Dans cette affaire, Raffarin s'est débarrassé du problème. Il a fait de la communication et mobilisé les gens en jouant sur des réflexes poujadistes, en dénonçant les fonctionnaires comme des nantis. Mais ce qu'il pense avoir gagné à court terme fera obligatoirement effet boomerang à un moment ".
- Le gouvernement et sa majorité chantent victoire. Ont-ils vraiment gagné la partie ?
" Oui, c'est une victoire mais à la Pyrrhus. Ils ont agi comme s'il s'agissait d'un avatar électoral. Le social, ce n'est pas cela. Le social, c'est la réalité concrète. Et cette réalité, dans dix ans, ce sera l'émergence d'une catégorie de SDF du troisième âge, parce que bien peu auront été en mesure de cotiser 40 ans et bientôt 42. On va vers l'intermittence pour tout le monde. Combien de salariés seront-ils en mesure de toucher leur retraite à taux plein dans ces circonstances ? "
- Pour la première fois, on a assisté à des manifestations significatives d'usagers contre les grèves. Cela peut-il vous amener à modifier votre stratégie pour l'avenir ?

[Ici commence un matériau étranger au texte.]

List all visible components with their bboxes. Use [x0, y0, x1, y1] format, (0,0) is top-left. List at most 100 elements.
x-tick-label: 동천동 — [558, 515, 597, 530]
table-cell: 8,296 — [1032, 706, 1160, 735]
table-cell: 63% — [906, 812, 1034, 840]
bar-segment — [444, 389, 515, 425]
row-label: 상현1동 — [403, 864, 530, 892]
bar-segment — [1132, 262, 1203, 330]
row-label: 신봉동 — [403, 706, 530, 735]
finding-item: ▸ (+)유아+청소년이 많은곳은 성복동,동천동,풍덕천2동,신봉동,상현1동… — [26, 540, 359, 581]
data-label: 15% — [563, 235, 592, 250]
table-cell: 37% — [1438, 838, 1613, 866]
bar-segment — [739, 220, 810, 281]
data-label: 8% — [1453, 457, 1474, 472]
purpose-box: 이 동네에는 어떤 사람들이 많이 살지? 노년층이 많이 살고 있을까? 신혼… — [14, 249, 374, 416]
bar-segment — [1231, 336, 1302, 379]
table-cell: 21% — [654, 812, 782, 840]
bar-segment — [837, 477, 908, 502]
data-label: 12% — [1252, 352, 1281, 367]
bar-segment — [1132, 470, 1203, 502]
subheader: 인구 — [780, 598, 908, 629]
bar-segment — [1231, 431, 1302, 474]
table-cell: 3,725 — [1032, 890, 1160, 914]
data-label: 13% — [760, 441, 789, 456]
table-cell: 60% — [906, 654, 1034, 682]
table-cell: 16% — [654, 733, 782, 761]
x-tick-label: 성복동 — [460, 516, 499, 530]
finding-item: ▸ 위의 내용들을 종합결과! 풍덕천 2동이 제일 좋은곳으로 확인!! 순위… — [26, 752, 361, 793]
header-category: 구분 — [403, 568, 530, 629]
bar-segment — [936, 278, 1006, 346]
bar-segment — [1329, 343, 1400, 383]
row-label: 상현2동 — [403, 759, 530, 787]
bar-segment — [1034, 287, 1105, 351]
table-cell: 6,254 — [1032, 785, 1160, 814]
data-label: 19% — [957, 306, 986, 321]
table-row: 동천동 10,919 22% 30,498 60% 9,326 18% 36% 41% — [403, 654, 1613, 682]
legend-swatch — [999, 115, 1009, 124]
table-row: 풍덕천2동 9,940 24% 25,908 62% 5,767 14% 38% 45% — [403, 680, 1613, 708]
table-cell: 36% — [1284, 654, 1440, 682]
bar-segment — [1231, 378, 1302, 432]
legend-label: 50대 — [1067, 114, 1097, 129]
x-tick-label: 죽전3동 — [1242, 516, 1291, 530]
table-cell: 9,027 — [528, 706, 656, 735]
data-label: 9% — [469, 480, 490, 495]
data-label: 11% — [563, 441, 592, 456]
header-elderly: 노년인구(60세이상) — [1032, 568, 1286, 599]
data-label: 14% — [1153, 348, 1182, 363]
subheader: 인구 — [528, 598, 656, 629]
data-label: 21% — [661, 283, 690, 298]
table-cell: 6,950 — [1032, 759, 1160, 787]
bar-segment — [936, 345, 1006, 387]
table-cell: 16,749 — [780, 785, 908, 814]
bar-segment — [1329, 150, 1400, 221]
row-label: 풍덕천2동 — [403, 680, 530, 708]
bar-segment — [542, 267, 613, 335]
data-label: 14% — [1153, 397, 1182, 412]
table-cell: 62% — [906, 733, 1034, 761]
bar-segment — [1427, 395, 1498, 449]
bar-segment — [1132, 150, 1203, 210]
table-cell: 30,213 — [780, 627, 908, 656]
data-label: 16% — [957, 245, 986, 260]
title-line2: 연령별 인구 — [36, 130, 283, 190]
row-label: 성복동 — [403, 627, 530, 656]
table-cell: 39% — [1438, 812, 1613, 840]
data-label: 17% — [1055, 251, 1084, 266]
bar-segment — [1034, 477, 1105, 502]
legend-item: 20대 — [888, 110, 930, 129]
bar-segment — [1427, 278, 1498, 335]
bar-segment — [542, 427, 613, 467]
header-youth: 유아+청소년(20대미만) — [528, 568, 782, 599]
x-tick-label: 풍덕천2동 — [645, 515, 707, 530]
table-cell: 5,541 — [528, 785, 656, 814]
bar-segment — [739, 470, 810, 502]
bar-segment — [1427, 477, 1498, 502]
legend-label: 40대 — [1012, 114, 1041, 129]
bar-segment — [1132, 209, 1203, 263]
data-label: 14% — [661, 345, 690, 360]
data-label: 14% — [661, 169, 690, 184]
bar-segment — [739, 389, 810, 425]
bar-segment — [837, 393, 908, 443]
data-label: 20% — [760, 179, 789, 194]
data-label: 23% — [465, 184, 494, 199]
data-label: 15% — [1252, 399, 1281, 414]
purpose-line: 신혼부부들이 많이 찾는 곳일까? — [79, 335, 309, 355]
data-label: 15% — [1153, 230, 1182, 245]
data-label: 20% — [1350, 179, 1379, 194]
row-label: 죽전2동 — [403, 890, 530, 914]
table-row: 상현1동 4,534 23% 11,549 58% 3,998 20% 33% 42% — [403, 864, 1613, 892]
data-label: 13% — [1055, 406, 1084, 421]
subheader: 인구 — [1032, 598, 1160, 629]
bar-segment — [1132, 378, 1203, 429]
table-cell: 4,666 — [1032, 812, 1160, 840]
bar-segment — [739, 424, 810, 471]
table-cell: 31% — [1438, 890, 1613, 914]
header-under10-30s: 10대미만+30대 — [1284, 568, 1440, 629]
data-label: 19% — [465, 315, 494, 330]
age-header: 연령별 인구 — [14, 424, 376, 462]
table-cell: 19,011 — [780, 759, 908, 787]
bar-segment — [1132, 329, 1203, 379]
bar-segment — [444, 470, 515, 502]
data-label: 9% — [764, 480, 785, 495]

" Je ne me laisse pas impressionner par quelques milliers de personnes qui sont descendues dans les rues au cri de "Blondel t'es foutu, les Vuitton sont dans la rue". Une série de gens de bonne foi, des travailleurs, sont manipulés par les holdings financiers pour lesquels les grèves induisent une baisse de leurs profits. Ce type de réaction est fortement teinté à droite et il y a osmose entre Raffarin et ces gens-là.
Notre société est incapable de donner du travail à tout le monde et c'est le vrai scandale. Mais le jour où il y a une grève, on nous dit: "Comment! Aujourd'hui les fourmis refusent de travailler !" On est tout de même libre de travailler ou pas, sauf à imposer le travail obligatoire ".
- L'automne sera-t-il chaud, ainsi que certains le prédisent déjà ?
" Je veille pour ma part à ne pas m'inscrire dans cette notion de je ne sais quel deuxième ou troisième tour social. Cela laisserait supposer que je prends le relais des politiques. Mais je crains que le sentiment d'humiliation et de frustration soit tel que cela parte avant que les organisations syndicales aient lancé quelque consigne que ce soit. Les gens ont parfaitement compris que ce qui était remis en cause, c'était le contrat républicain de 1945, les garanties sociales fondamentales: les retraites et l'assurance-maladie, qui étaient pour l'essentiel financées collectivement et solidairement, glisseraient vers des couvertures individuelles dans le cadre du marché. La spécificité française laisserait le passage à la couverture anglo-saxonne. Il n'est donc pas impossible qu'après la frustration des retraites, les syndicats se trouvent devant une réaction spontanée des salariés pour la défense de l'assurance-maladie ".
- Vous défendez la retraite des autres. Comment abordez-vous la vôtre, qui surviendra en février prochain ?
" Je l'ai négligée jusqu'ici. Je n'ai pas de gros besoins, ma retraite me suffira. Je n'aurai plus de responsabilité au plan syndical, mais j'irai au bout de mon mandat au BIT (Bureau international du travail). Je m'investirai encore davantage dans la défense des droits de l'homme et je vais essayer de faire quelque chose pour développer partout des syndicats libres, sans lesquels il n'y a pas de vraie démocratie.
Je n'ai jamais eu l'occasion de tourner en rond. Je ne sais pas ce que c'est que de ne rien faire. Alors, je ne sais pas encore comment je vais réagir. Moi qui, même en vacances, recevais les dépêches à 11 h, je vais peut-être attendre le courrier. Quoi qu'il en soit, je ne serai pas désoccupé. Rien que l'exploration de la bibliothèque et des archives que m'a léguées mon ami Zeller (NDLR: ancien Grand Maître du Grand Orient), cela devrait m'occuper quelques années ".